A cap rate, or capitalization rate, is simply the estimated rate of return on an investment property. To calculate the capitalization rate, you simply divide the net operating income (NOI) by the current market value of the property. The net operating income is the annual cash flow generated by the property minus the operating expenses.
Cap Rate = (Annual Cash Flow – Operating Expenses) / Current Market Value
Most real estate investors simply refer to the capitalization rate as “cap rate,” and it is expressed as a percentage. This percentage is meant to convey the amount of risk associated with a property. A high cap rate implies more risk, while a low cap rate assumes less risk.
So, what is a good cap rate? A good cap rate depends on a variety of external factors such as location, interest rates, and other demographic information.
Factors that Affect A Good Cap Rate
There are several factors that affect a good cap rate of an investment property, in particular: location, market, asset type, and current interest rates.
Location + Local Market
There is a reason that “location, location, location” is one of the oldest sayings in real estate.
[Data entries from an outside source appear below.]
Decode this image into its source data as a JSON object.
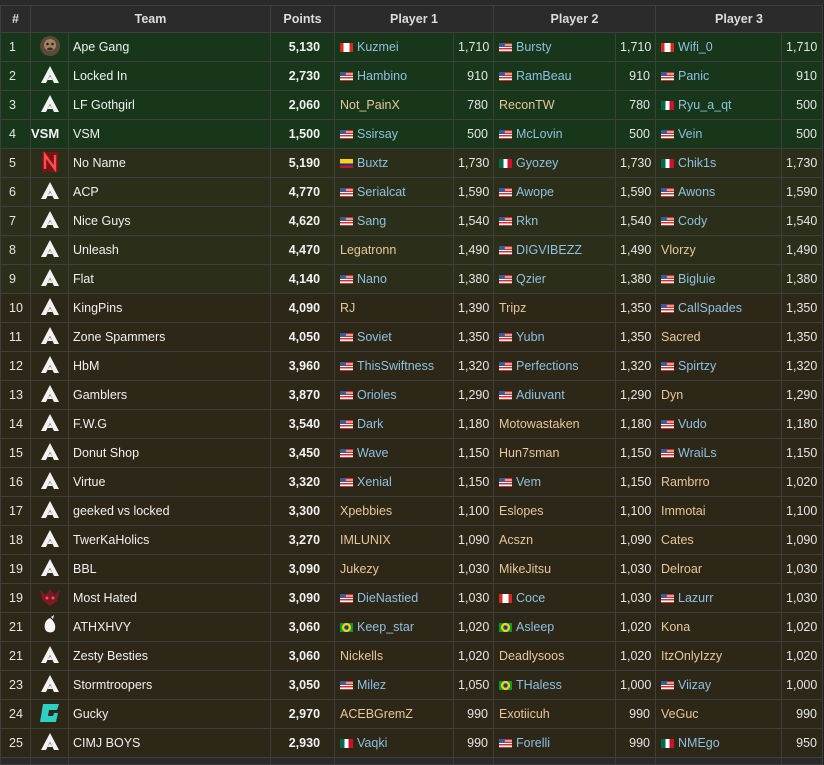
{
  "headers": {
    "rank": "#",
    "team": "Team",
    "points": "Points",
    "p1": "Player 1",
    "p2": "Player 2",
    "p3": "Player 3"
  },
  "colors": {
    "green_row": "#17361a",
    "olive_row": "#2b2f1a",
    "brown_row": "#2d2718",
    "link": "#8fc0df",
    "plain_name": "#e8c79a"
  },
  "rows": [
    {
      "rank": "1",
      "band": "green",
      "logo": "ape-gang-logo",
      "team": "Ape Gang",
      "points": "5,130",
      "p1": {
        "flag": "ca",
        "name": "Kuzmei",
        "link": true
      },
      "p1v": "1,710",
      "p2": {
        "flag": "us",
        "name": "Bursty",
        "link": true
      },
      "p2v": "1,710",
      "p3": {
        "flag": "ca",
        "name": "Wifi_0",
        "link": true
      },
      "p3v": "1,710"
    },
    {
      "rank": "2",
      "band": "green",
      "logo": "apex-default-icon",
      "team": "Locked In",
      "points": "2,730",
      "p1": {
        "flag": "us",
        "name": "Hambino",
        "link": true
      },
      "p1v": "910",
      "p2": {
        "flag": "us",
        "name": "RamBeau",
        "link": true
      },
      "p2v": "910",
      "p3": {
        "flag": "us",
        "name": "Panic",
        "link": true
      },
      "p3v": "910"
    },
    {
      "rank": "3",
      "band": "green",
      "logo": "apex-default-icon",
      "team": "LF Gothgirl",
      "points": "2,060",
      "p1": {
        "flag": "",
        "name": "Not_PainX",
        "link": false
      },
      "p1v": "780",
      "p2": {
        "flag": "",
        "name": "ReconTW",
        "link": false
      },
      "p2v": "780",
      "p3": {
        "flag": "mx",
        "name": "Ryu_a_qt",
        "link": true
      },
      "p3v": "500"
    },
    {
      "rank": "4",
      "band": "green",
      "logo": "vsm-logo",
      "team": "VSM",
      "points": "1,500",
      "p1": {
        "flag": "us",
        "name": "Ssirsay",
        "link": true
      },
      "p1v": "500",
      "p2": {
        "flag": "us",
        "name": "McLovin",
        "link": true
      },
      "p2v": "500",
      "p3": {
        "flag": "us",
        "name": "Vein",
        "link": true
      },
      "p3v": "500"
    },
    {
      "rank": "5",
      "band": "olive",
      "logo": "no-name-logo",
      "team": "No Name",
      "points": "5,190",
      "p1": {
        "flag": "co",
        "name": "Buxtz",
        "link": true
      },
      "p1v": "1,730",
      "p2": {
        "flag": "mx",
        "name": "Gyozey",
        "link": true
      },
      "p2v": "1,730",
      "p3": {
        "flag": "mx",
        "name": "Chik1s",
        "link": true
      },
      "p3v": "1,730"
    },
    {
      "rank": "6",
      "band": "olive",
      "logo": "apex-default-icon",
      "team": "ACP",
      "points": "4,770",
      "p1": {
        "flag": "us",
        "name": "Serialcat",
        "link": true
      },
      "p1v": "1,590",
      "p2": {
        "flag": "us",
        "name": "Awope",
        "link": true
      },
      "p2v": "1,590",
      "p3": {
        "flag": "us",
        "name": "Awons",
        "link": true
      },
      "p3v": "1,590"
    },
    {
      "rank": "7",
      "band": "olive",
      "logo": "apex-default-icon",
      "team": "Nice Guys",
      "points": "4,620",
      "p1": {
        "flag": "us",
        "name": "Sang",
        "link": true
      },
      "p1v": "1,540",
      "p2": {
        "flag": "us",
        "name": "Rkn",
        "link": true
      },
      "p2v": "1,540",
      "p3": {
        "flag": "us",
        "name": "Cody",
        "link": true
      },
      "p3v": "1,540"
    },
    {
      "rank": "8",
      "band": "olive",
      "logo": "apex-default-icon",
      "team": "Unleash",
      "points": "4,470",
      "p1": {
        "flag": "",
        "name": "Legatronn",
        "link": false
      },
      "p1v": "1,490",
      "p2": {
        "flag": "us",
        "name": "DIGVIBEZZ",
        "link": true
      },
      "p2v": "1,490",
      "p3": {
        "flag": "",
        "name": "Vlorzy",
        "link": false
      },
      "p3v": "1,490"
    },
    {
      "rank": "9",
      "band": "olive",
      "logo": "apex-default-icon",
      "team": "Flat",
      "points": "4,140",
      "p1": {
        "flag": "us",
        "name": "Nano",
        "link": true
      },
      "p1v": "1,380",
      "p2": {
        "flag": "us",
        "name": "Qzier",
        "link": true
      },
      "p2v": "1,380",
      "p3": {
        "flag": "us",
        "name": "Bigluie",
        "link": true
      },
      "p3v": "1,380"
    },
    {
      "rank": "10",
      "band": "brown",
      "logo": "apex-default-icon",
      "team": "KingPins",
      "points": "4,090",
      "p1": {
        "flag": "",
        "name": "RJ",
        "link": false
      },
      "p1v": "1,390",
      "p2": {
        "flag": "",
        "name": "Tripz",
        "link": false
      },
      "p2v": "1,350",
      "p3": {
        "flag": "us",
        "name": "CallSpades",
        "link": true
      },
      "p3v": "1,350"
    },
    {
      "rank": "11",
      "band": "brown",
      "logo": "apex-default-icon",
      "team": "Zone Spammers",
      "points": "4,050",
      "p1": {
        "flag": "us",
        "name": "Soviet",
        "link": true
      },
      "p1v": "1,350",
      "p2": {
        "flag": "us",
        "name": "Yubn",
        "link": true
      },
      "p2v": "1,350",
      "p3": {
        "flag": "",
        "name": "Sacred",
        "link": false
      },
      "p3v": "1,350"
    },
    {
      "rank": "12",
      "band": "brown",
      "logo": "apex-default-icon",
      "team": "HbM",
      "points": "3,960",
      "p1": {
        "flag": "us",
        "name": "ThisSwiftness",
        "link": true
      },
      "p1v": "1,320",
      "p2": {
        "flag": "us",
        "name": "Perfections",
        "link": true
      },
      "p2v": "1,320",
      "p3": {
        "flag": "us",
        "name": "Spirtzy",
        "link": true
      },
      "p3v": "1,320"
    },
    {
      "rank": "13",
      "band": "brown",
      "logo": "apex-default-icon",
      "team": "Gamblers",
      "points": "3,870",
      "p1": {
        "flag": "us",
        "name": "Orioles",
        "link": true
      },
      "p1v": "1,290",
      "p2": {
        "flag": "us",
        "name": "Adiuvant",
        "link": true
      },
      "p2v": "1,290",
      "p3": {
        "flag": "",
        "name": "Dyn",
        "link": false
      },
      "p3v": "1,290"
    },
    {
      "rank": "14",
      "band": "brown",
      "logo": "apex-default-icon",
      "team": "F.W.G",
      "points": "3,540",
      "p1": {
        "flag": "us",
        "name": "Dark",
        "link": true
      },
      "p1v": "1,180",
      "p2": {
        "flag": "",
        "name": "Motowastaken",
        "link": false
      },
      "p2v": "1,180",
      "p3": {
        "flag": "us",
        "name": "Vudo",
        "link": true
      },
      "p3v": "1,180"
    },
    {
      "rank": "15",
      "band": "brown",
      "logo": "apex-default-icon",
      "team": "Donut Shop",
      "points": "3,450",
      "p1": {
        "flag": "us",
        "name": "Wave",
        "link": true
      },
      "p1v": "1,150",
      "p2": {
        "flag": "",
        "name": "Hun7sman",
        "link": false
      },
      "p2v": "1,150",
      "p3": {
        "flag": "us",
        "name": "WraiLs",
        "link": true
      },
      "p3v": "1,150"
    },
    {
      "rank": "16",
      "band": "brown",
      "logo": "apex-default-icon",
      "team": "Virtue",
      "points": "3,320",
      "p1": {
        "flag": "us",
        "name": "Xenial",
        "link": true
      },
      "p1v": "1,150",
      "p2": {
        "flag": "us",
        "name": "Vem",
        "link": true
      },
      "p2v": "1,150",
      "p3": {
        "flag": "",
        "name": "Rambrro",
        "link": false
      },
      "p3v": "1,020"
    },
    {
      "rank": "17",
      "band": "brown",
      "logo": "apex-default-icon",
      "team": "geeked vs locked",
      "points": "3,300",
      "p1": {
        "flag": "",
        "name": "Xpebbies",
        "link": false
      },
      "p1v": "1,100",
      "p2": {
        "flag": "",
        "name": "Eslopes",
        "link": false
      },
      "p2v": "1,100",
      "p3": {
        "flag": "",
        "name": "Immotai",
        "link": false
      },
      "p3v": "1,100"
    },
    {
      "rank": "18",
      "band": "brown",
      "logo": "apex-default-icon",
      "team": "TwerKaHolics",
      "points": "3,270",
      "p1": {
        "flag": "",
        "name": "IMLUNIX",
        "link": false
      },
      "p1v": "1,090",
      "p2": {
        "flag": "",
        "name": "Acszn",
        "link": false
      },
      "p2v": "1,090",
      "p3": {
        "flag": "",
        "name": "Cates",
        "link": false
      },
      "p3v": "1,090"
    },
    {
      "rank": "19",
      "band": "brown",
      "logo": "apex-default-icon",
      "team": "BBL",
      "points": "3,090",
      "p1": {
        "flag": "",
        "name": "Jukezy",
        "link": false
      },
      "p1v": "1,030",
      "p2": {
        "flag": "",
        "name": "MikeJitsu",
        "link": false
      },
      "p2v": "1,030",
      "p3": {
        "flag": "",
        "name": "Delroar",
        "link": false
      },
      "p3v": "1,030"
    },
    {
      "rank": "19",
      "band": "brown",
      "logo": "most-hated-logo",
      "team": "Most Hated",
      "points": "3,090",
      "p1": {
        "flag": "us",
        "name": "DieNastied",
        "link": true
      },
      "p1v": "1,030",
      "p2": {
        "flag": "ca",
        "name": "Coce",
        "link": true
      },
      "p2v": "1,030",
      "p3": {
        "flag": "us",
        "name": "Lazurr",
        "link": true
      },
      "p3v": "1,030"
    },
    {
      "rank": "21",
      "band": "brown",
      "logo": "athxhvy-logo",
      "team": "ATHXHVY",
      "points": "3,060",
      "p1": {
        "flag": "br",
        "name": "Keep_star",
        "link": true
      },
      "p1v": "1,020",
      "p2": {
        "flag": "br",
        "name": "Asleep",
        "link": true
      },
      "p2v": "1,020",
      "p3": {
        "flag": "",
        "name": "Kona",
        "link": false
      },
      "p3v": "1,020"
    },
    {
      "rank": "21",
      "band": "brown",
      "logo": "apex-default-icon",
      "team": "Zesty Besties",
      "points": "3,060",
      "p1": {
        "flag": "",
        "name": "Nickells",
        "link": false
      },
      "p1v": "1,020",
      "p2": {
        "flag": "",
        "name": "Deadlysoos",
        "link": false
      },
      "p2v": "1,020",
      "p3": {
        "flag": "",
        "name": "ItzOnlyIzzy",
        "link": false
      },
      "p3v": "1,020"
    },
    {
      "rank": "23",
      "band": "brown",
      "logo": "apex-default-icon",
      "team": "Stormtroopers",
      "points": "3,050",
      "p1": {
        "flag": "us",
        "name": "Milez",
        "link": true
      },
      "p1v": "1,050",
      "p2": {
        "flag": "br",
        "name": "THaless",
        "link": true
      },
      "p2v": "1,000",
      "p3": {
        "flag": "us",
        "name": "Viizay",
        "link": true
      },
      "p3v": "1,000"
    },
    {
      "rank": "24",
      "band": "brown",
      "logo": "gucky-logo",
      "team": "Gucky",
      "points": "2,970",
      "p1": {
        "flag": "",
        "name": "ACEBGremZ",
        "link": false
      },
      "p1v": "990",
      "p2": {
        "flag": "",
        "name": "Exotiicuh",
        "link": false
      },
      "p2v": "990",
      "p3": {
        "flag": "",
        "name": "VeGuc",
        "link": false
      },
      "p3v": "990"
    },
    {
      "rank": "25",
      "band": "brown",
      "logo": "apex-default-icon",
      "team": "CIMJ BOYS",
      "points": "2,930",
      "p1": {
        "flag": "mx",
        "name": "Vaqki",
        "link": true
      },
      "p1v": "990",
      "p2": {
        "flag": "us",
        "name": "Forelli",
        "link": true
      },
      "p2v": "990",
      "p3": {
        "flag": "mx",
        "name": "NMEgo",
        "link": true
      },
      "p3v": "950"
    }
  ]
}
Location plays a significant role in driving demand for the property. And the supply of good investments in a location drives the value of the real estate, almost more than any other factor. Thus, we see the impact of location on real estate investments.
Drilling down into a specific location, the market can be defined as either the greater geographic area or the urban vs. suburban location within a metro area. Since current market values define cap rates, current market conditions are a crucial part of the cap rate calculation.
There are five primary types of real estate assets: single family homes and multi-family residences, plus retail, office, and Industrial buildings. Each property type carries its own unique risks that affect cap rates. For example, in an economic downturn, single family rentals are a much safer investment than a commercial property. Here’s why: While businesses may close in a tough economic climate, people always need a place to live.
The least intuitive part of a cap rate calculation is the interest rate. The rate at which you can borrow money significantly impacts the profitability of a real estate investment. Here is an example that shows how an interest rate can affect a good cap rate:
A property purchased for $100,000 generates $11,400 in revenue each year. The property was purchased with $80,000 financed at a 4% interest rate, with a monthly mortgage payment of $382 and the monthly operating expenses are $200.
Cap Rate = ($11,400 – (($382 + $200) x 12)) / $100,000
This property’s cap rate is over 4%.
Interest rates have a large effect on cap rates. If the interest rate goes up to 6% the cap rate drops to 3%. Difficult to predict and challenging to calculate, interest rates are the most complex element of achieving a good cap rate for your investment.
This article is for informational purposes only. For information specific to your investment situation, consult with a qualified tax adviser, CPA, financial planner or investment manager.